Ничего более о театре сказать я не имею. Читатель, может быть, скажет: "да, кажется, и этого не слишком ли много?" На это позволю я себе заметить ему, что большая половина этой главы посвящена была драматической литературе, а она в это время едва ли не составляла всю нашу словесность.
Итак, об ней остается мне мало говорить, но много о множестве словесников, как о сделавшихся в это время известными, так и об оставшихся с тех пор неизвестными.

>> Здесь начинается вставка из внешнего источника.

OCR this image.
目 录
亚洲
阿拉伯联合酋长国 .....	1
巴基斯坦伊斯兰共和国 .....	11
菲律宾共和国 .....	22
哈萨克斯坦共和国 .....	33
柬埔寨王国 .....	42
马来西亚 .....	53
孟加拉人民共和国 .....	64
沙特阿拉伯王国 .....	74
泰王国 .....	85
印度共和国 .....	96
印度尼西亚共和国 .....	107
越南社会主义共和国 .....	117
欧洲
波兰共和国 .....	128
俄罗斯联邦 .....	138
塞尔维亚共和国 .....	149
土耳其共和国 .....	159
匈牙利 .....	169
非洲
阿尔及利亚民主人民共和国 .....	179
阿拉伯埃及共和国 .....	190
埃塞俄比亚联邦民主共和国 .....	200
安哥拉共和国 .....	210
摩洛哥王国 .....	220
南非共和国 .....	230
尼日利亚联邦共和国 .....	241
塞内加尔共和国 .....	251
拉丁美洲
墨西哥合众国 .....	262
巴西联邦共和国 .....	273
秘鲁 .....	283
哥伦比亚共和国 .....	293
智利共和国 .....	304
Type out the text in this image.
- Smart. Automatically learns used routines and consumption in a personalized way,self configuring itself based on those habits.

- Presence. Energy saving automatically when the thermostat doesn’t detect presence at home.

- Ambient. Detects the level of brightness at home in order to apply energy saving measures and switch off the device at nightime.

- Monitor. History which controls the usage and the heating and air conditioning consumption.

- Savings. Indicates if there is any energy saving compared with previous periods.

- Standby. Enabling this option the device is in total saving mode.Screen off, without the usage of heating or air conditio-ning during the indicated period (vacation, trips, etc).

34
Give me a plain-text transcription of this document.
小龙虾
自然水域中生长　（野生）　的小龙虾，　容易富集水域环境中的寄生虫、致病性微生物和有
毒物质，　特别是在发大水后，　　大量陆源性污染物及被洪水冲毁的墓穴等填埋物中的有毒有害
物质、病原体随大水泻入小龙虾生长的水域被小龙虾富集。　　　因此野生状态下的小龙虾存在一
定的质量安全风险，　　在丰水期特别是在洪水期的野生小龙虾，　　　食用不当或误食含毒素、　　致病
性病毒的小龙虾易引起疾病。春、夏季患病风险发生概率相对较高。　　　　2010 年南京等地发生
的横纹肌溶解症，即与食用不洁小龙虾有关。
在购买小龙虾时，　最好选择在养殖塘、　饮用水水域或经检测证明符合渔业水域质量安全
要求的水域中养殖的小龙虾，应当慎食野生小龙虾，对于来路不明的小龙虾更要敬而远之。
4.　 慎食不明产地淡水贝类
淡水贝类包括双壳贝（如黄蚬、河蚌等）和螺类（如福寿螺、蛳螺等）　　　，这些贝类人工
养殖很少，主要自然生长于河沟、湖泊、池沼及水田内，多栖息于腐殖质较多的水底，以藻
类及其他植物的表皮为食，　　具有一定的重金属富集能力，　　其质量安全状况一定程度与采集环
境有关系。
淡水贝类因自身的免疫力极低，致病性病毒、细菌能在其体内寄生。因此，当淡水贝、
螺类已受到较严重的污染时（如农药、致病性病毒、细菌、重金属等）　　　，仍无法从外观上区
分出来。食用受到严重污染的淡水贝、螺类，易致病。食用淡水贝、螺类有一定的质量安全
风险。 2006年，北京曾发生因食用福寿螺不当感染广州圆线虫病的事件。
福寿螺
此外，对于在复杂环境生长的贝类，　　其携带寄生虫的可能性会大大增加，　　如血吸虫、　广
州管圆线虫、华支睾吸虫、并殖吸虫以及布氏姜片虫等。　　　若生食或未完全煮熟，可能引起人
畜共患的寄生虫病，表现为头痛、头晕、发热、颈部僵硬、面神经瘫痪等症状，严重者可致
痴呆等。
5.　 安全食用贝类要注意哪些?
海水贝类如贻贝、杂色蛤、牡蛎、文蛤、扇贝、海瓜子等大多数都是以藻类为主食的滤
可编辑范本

В последние годы царствования Екатерины Второй между литературами двух столиц возникли какие-то несогласия; но не только до расколу, ни даже до сильных распрей дело не доходило. При, Павле, в Москве, куда большая часть писателей удалилась, от столкновения несогласных начали взаимные неудовольствия умножаться и превращаться в нечто, похожее на вражду. Исключая старого Хераскова, который в старой Москве доживал свой век, всех знаменитее были Дмитриев и Карамзин; с ними в тесной связи! находился Тургенев, директор университета, отец многореченного в сих записках Тургенева, не писатель, но великий друг просвещения. В том же университете одним из трех кураторов был Павел Иванович Голенищев-Кутузов, человек умный и сведущий, но как стихотворец никем не замеченный, не хвалимый и не осуждаемый. Вероятно, сие невнимание встревожило его самолюбие и возбудив ло досаду на двух сочинителей, более его счастливых. К нему, как бы в виде наперсника, пристал Шатров, поэт с большими дарованиями, которые преимущественно посвятил он переводу псалмов! Он усердно вдавался в мартинизм, подобно Тургеневу, и, так же как Карамзин, в первой молодости был поддержан и поощряем Николаем Новиковым, главою мартинистов. Вот почему непонятно, как впоследствии сделался он врагом столь почтенных людей.